Anxiety is a life altering condition. It's one that can affect the way you think, the way you feel, and the way you live your life. Unfortunately, anxiety is also incredibly common, affecting millions of people in the United States and millions more around the world.
This article will explore some key anxiety statistics. But the most important statistic you need to know is this: according to the National Institute of Mental Health (NIMH), 86% of those with anxiety disorders either do not seek treatment, or use treatments that are inadequate for stopping anxiety.
Your Anxiety Disorder
It's important to note first that these statistics have a few problems. First, they're a bit misleading. It's possible to experience anxiety that would benefit from treatment, but not necessarily qualify as an anxiety disorder.
The second issue is that these are all estimates, and anxiety is often misdiagnosed or underdiagnosed. Panic attacks, for example, may be diagnosed as other conditions or receive no diagnosis at all. This can throw off the overall statistics on anxiety.

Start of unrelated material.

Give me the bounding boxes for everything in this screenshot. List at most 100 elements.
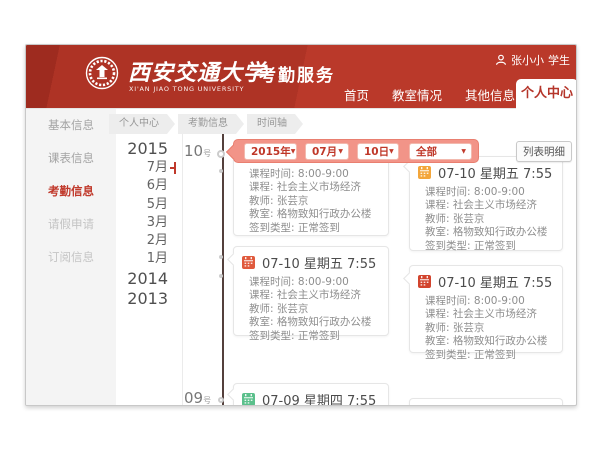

While year to year statistics are interesting, lifetime prevalence is the most important statistic in terms of the number of people that suffer from anxiety. 12 month prevalence statistics only show the number of those living with anxiety now, but your chances of developing anxiety at some point in your life are based on previous lifetime prevalence data.
The following is the likelihood of developing an anxiety disorder at some point in your life. Note that this is data on adults only.
- Any Anxiety Disorder: 28.8%
- Generalized Anxiety Disorder: 5.7%
- Obsessive Compulsive Disorder: 1.6%
- Panic Disorder: 4.7%
- Post-Traumatic Stress Disorder: 6.8%
- Social Phobia: 12.1%
- Specific (Other) Phobia: 12.5%
Every individual country has its own statistics, but they are likely to be somewhere near these overall numbers. Most other countries do not diagnose anxiety the same way as they do in the United States, nor do they adhere to the same measurements.
These numbers also do not necessarily represent the only factors at play for whether you will develop anxiety. Genetics plays a strong role, especially with panic disorder, so if your family members have panic attacks you'll increase your chances of getting it too. Experiences also play a role, and anxiety in general may be increasing in overall numbers as more and more people become inactive and struggle with a stressful world.
Treatment Seeking and Adequacy
According to the NIMH, the following represent the number of people that are living with or have experienced these anxiety disorders in the past 12 months in the United States alone.
- Any Anxiety Disorder: 40,000,000
- Generalized Anxiety Disorder: 6,800,000
- Obsessive Compulsive Disorder: 2,200,000
- Panic Disorder: 6,000,000
- Post-Traumatic Stress Disorder: 7,700,000
- Social Phobia: 15,000,000
- Specific (Other) Phobia: 19,000,000
Also, remember that these numbers do not include those that suffer from anxiety but do not qualify for a disorder. It's possible to suffer from anxiety and need treatment but still not be diagnosed with a mental health disorder.
So when added together, the numbers are pretty astounding. But what makes them more interesting is that according to NIMH, less than 43% of those with anxiety seek treatment, and only 33.8% of those people seek treatment considered "minimally adequate." That means that of all the people living with anxiety, only 14.3% are currently engaged in an effective treatment - and again, that number excludes those with daily manageable anxiety.
Other Interesting Anxiety Statistics
Women are 60% more likely to suffer from most anxiety disorders as men. This is especially true of post-traumatic stress disorder, due to issues with rape. Non-Hispanic Whites are more likely to experience anxiety than any other ethnic group in the United States by roughly 25% on average. Also, roughly 50% of children that experience anxiety in their youth will go on to develop an anxiety disorder.